Samuel Pinheiro Guimarães
Prefácio de Samuel Pinheiro Guimarães ao livro “Relações Brasil-EUA no Contexto da Globalização: Rivalidade Emergente” (Editora Senac), de L.A. Moniz Bandeira. O livro dá seqüência ao balanço sobre as relações entre o Brasil e os Estados Unidos, iniciado com a publicação do primeiro volume, dedicado ao estudo da Presença dos EUA no Brasil, e que abarca o tempo histórico que vai desde o Brasil Colônia até a República. Passa pela era Vargas e a queda de Goulart. Este volume – “Rivalidade Emergente” – vai até 1995, mostrando como as relações Brasil-EUA continuam a ser alternadamente amistosas e conflitantes.
Prefácio: Doces Ilusões, Duras Realidades

Veja também: Vídeoentrevista de Samuel ao Café na Política

“Você tem de dar-lhes um tapinha nas costas e fazer com que eles pensem que você gosta deles”.
J.Foster Dulles, Secretário de Estado, 1953-59 (1)

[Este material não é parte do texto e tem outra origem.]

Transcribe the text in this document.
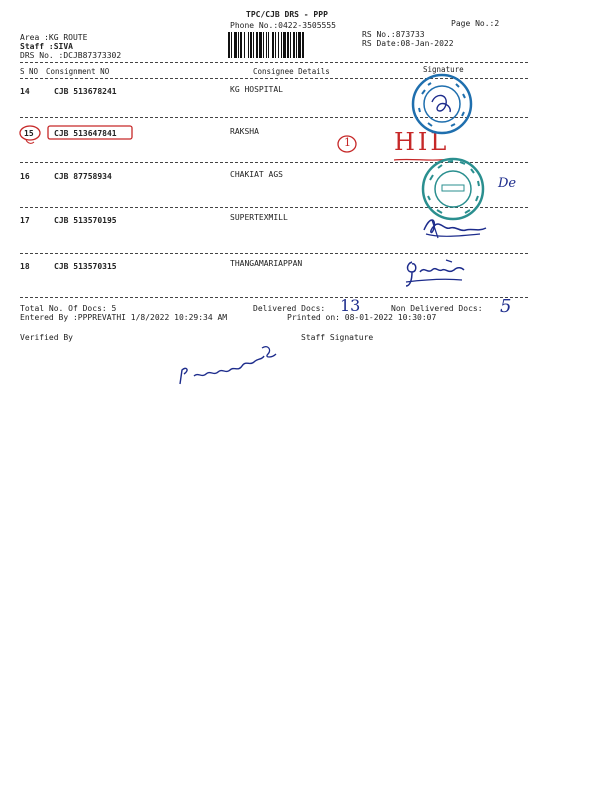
TPC/CJB DRS - PPP
Phone No.:0422-3505555	Page No.:2
RS No.:873733
RS Date:08-Jan-2022
Area :KG ROUTE
Staff :SIVA
DRS No. :DCJB87373302
S NO Consignment NO	Consignee Details	Signature
14	CJB 513678241	KG HOSPITAL
15	CJB 513647841	RAKSHA
16	CJB 87758934	CHAKIAT AGS
17	CJB 513570195	SUPERTEXMILL
18	CJB 513570315	THANGAMARIAPPAN
1 HIL
De
Total No. Of Docs: 5	Delivered Docs: 13	Non Delivered Docs: 5
Entered By :PPPREVATHI 1/8/2022 10:29:34 AM	Printed on: 08-01-2022 10:30:07
Verified By	Staff Signature
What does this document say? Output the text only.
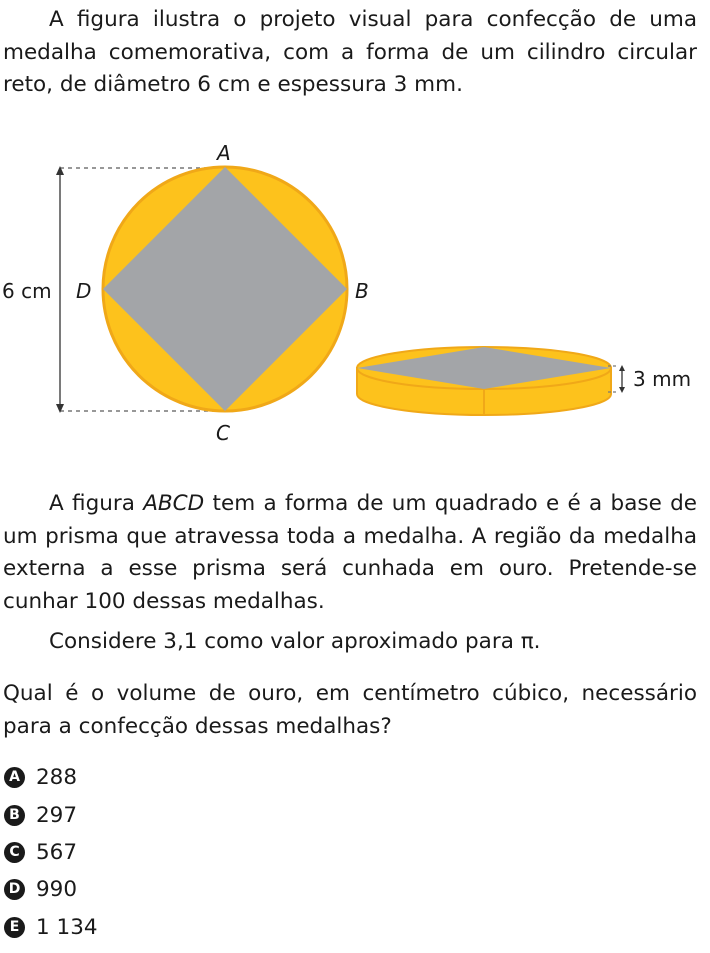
A figura ilustra o projeto visual para confecção de uma medalha comemorativa, com a forma de um cilindro circular reto, de diâmetro 6 cm e espessura 3 mm.

A
B
C
D
6 cm
3 mm

A figura ABCD tem a forma de um quadrado e é a base de um prisma que atravessa toda a medalha. A região da medalha externa a esse prisma será cunhada em ouro. Pretende-se cunhar 100 dessas medalhas.

Considere 3,1 como valor aproximado para π.

Qual é o volume de ouro, em centímetro cúbico, necessário para a confecção dessas medalhas?

A 288
B 297
C 567
D 990
E 1 134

A construção da hegemonia americana

1. Para compreender os episódios que se sucedem nas relações entre o Brasil e os Estados Unidos é necessário examinar a natureza dessas relações. Esta somente pode ser entendida quando vista no contexto da estratégia mundial de política externa americana, traçada e desenvolvida a partir dos resultados da Segunda Guerra Mundial. É preciso notar que, até 1939, a política americana nunca havia sido de fato isolacionista, não intervencionista. Porém, seu ativismo se dirigia e se limitava à conquista do Oeste americano, à incorporação, por compra, de territórios como a Flórida e a Louisiana e, em seguida, à consolidação da área de influência no grande “mar americano”, o Caribe. O México perdeu 2/3 de seu território para os Estados Unidos na guerra de 1846/48, provocada pelos Estados Unidos. A Nicarágua foi ocupada militarmente pelos Estados Unidos durante 21 anos; o Haiti, durante 19 anos. Cuba, Filipinas e Porto Rico foram ocupados após a derrota da Espanha na guerra provocada pelos Estados Unidos, em 1898. Ao final, os Estados Unidos haviam, praticamente, eliminado a presença e a influência das potências européias na região.

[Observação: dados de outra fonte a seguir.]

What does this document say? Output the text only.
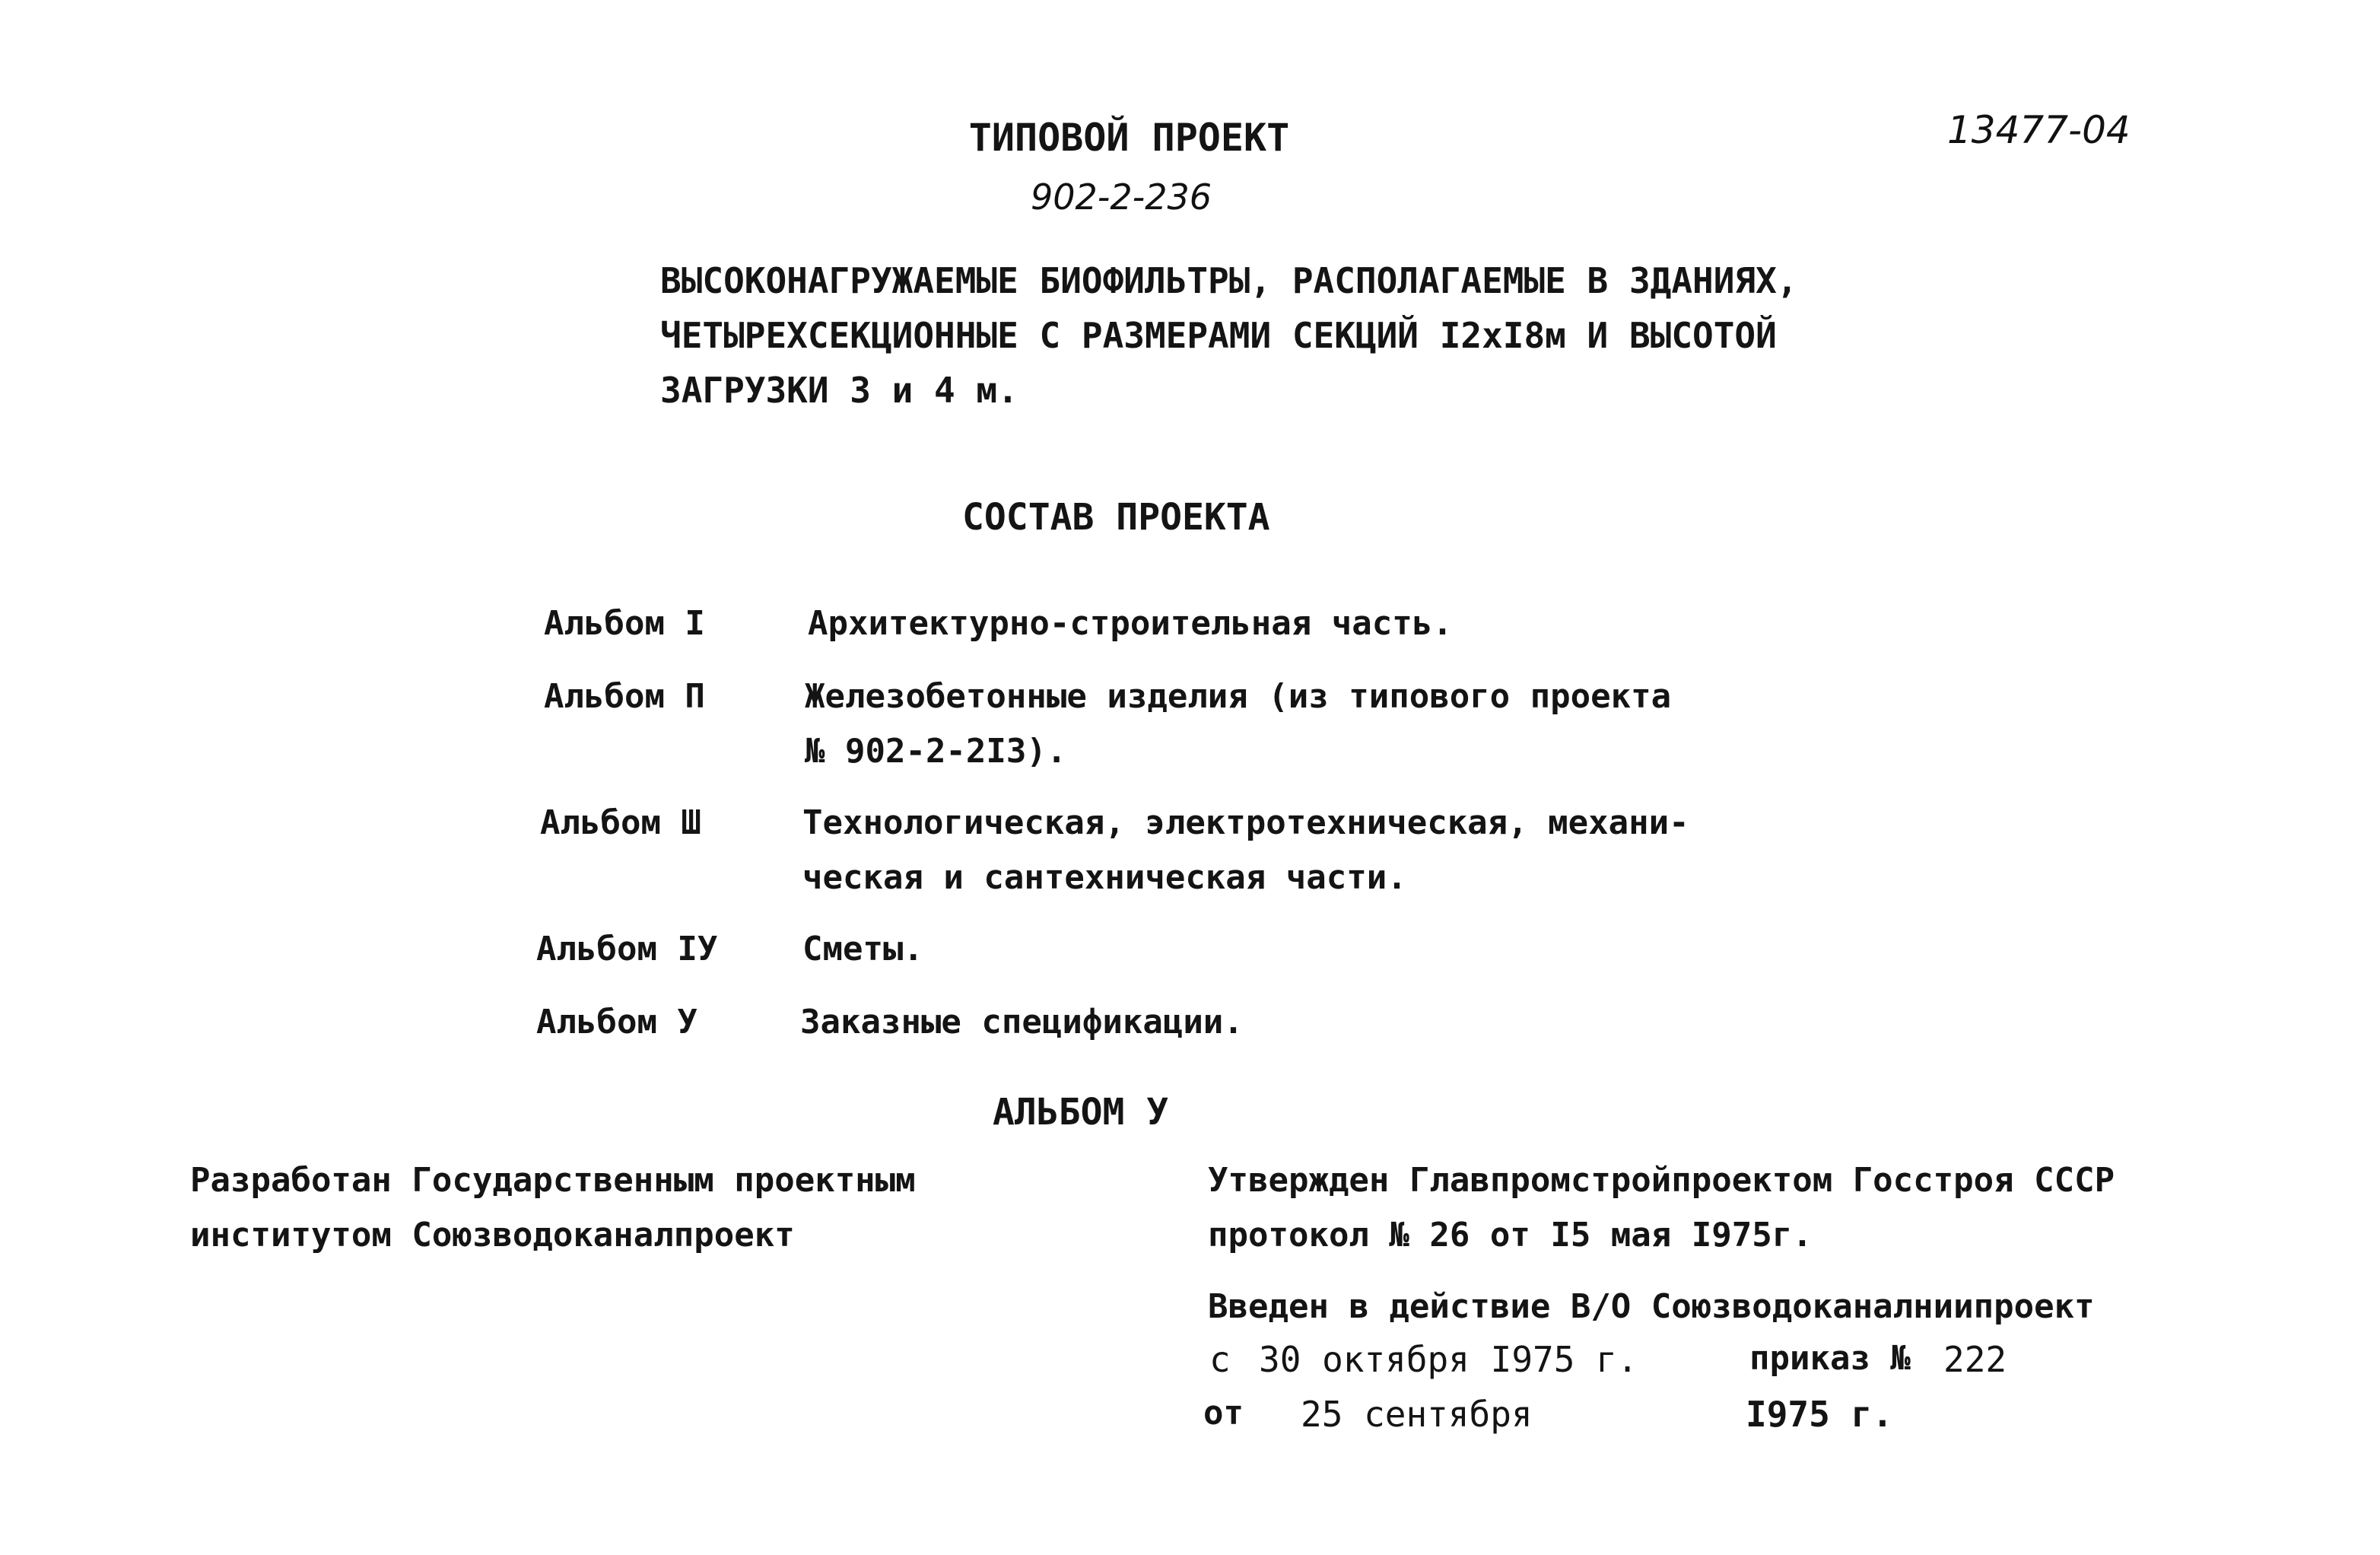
ТИПОВОЙ ПРОЕКТ
902-2-236
13477-04
ВЫСОКОНАГРУЖАЕМЫЕ БИОФИЛЬТРЫ, РАСПОЛАГАЕМЫЕ В ЗДАНИЯХ,
ЧЕТЫРЕХСЕКЦИОННЫЕ С РАЗМЕРАМИ СЕКЦИЙ I2xI8м И ВЫСОТОЙ
ЗАГРУЗКИ 3 и 4 м.
СОСТАВ ПРОЕКТА
Альбом I	Архитектурно-строительная часть.
Альбом П	Железобетонные изделия (из типового проекта
№ 902-2-2I3).
Альбом Ш	Технологическая, электротехническая, механи-
ческая и сантехническая части.
Альбом IУ	Сметы.
Альбом У	Заказные спецификации.
АЛЬБОМ У
Разработан Государственным проектным
институтом Союзводоканалпроект
Утвержден Главпромстройпроектом Госстроя СССР
протокол № 26 от I5 мая I975г.
Введен в действие В/О Союзводоканалниипроект
с 30 октября I975 г.	приказ № 222
от 25 сентября	I975 г.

Somente após 1945 os Estados Unidos deixariam de ser uma potência regional e passariam a ser uma potência com interesses mundiais, i.e. uma potência com interesses em cada continente, quase se poderia dizer em cada Estado. É verdade que a expedição do Comandante Perry ao Japão, em 1848, assim como o apoio às atividades missionárias na China, anunciavam o interesse americano pela Ásia. Mas era na Ásia incipiente essa presença.

2. Após a Segunda Guerra Mundial, os Estados Unidos emergiram como a maior potência militar, política, econômica, tecnológica e ideológica do mundo. Essa hegemonia era absoluta diante das nações derrotadas, destruídas e ocupadas, Alemanha, Japão e Itália; de extensos impérios coloniais, desmoralizados e combalidos, o francês e o britânico; de uma potência rival, em termos de organização social, política e econômica, a União Soviética, forte pela ocupação da Europa Oriental e debilitada pela devastação nazista, que deixara 20 milhões de mortos, e a economia abalada pelo esforço de guerra. A capacidade que parecia ter a União Soviética de competir e de enfrentar os Estados Unidos, e que parecia se tornar cada vez mais irresistível com a expansão do campo socialista após 1945, era aparente, como iria se revelar aos poucos, até culminar com a derrota pacífica, em 1991.

3. Diante desse extraordinário e glorioso, porém desafiador cenário mundial de 1945 os Estados Unidos viriam a definir os grandes objetivos e as grandes diretrizes de sua política externa. Em síntese, esses objetivos eram e são: manter e ampliar sua hegemonia política; manter e ampliar sua hegemonia militar; manter e ampliar sua hegemonia econômica; manter e ampliar sua hegemonia ideológica.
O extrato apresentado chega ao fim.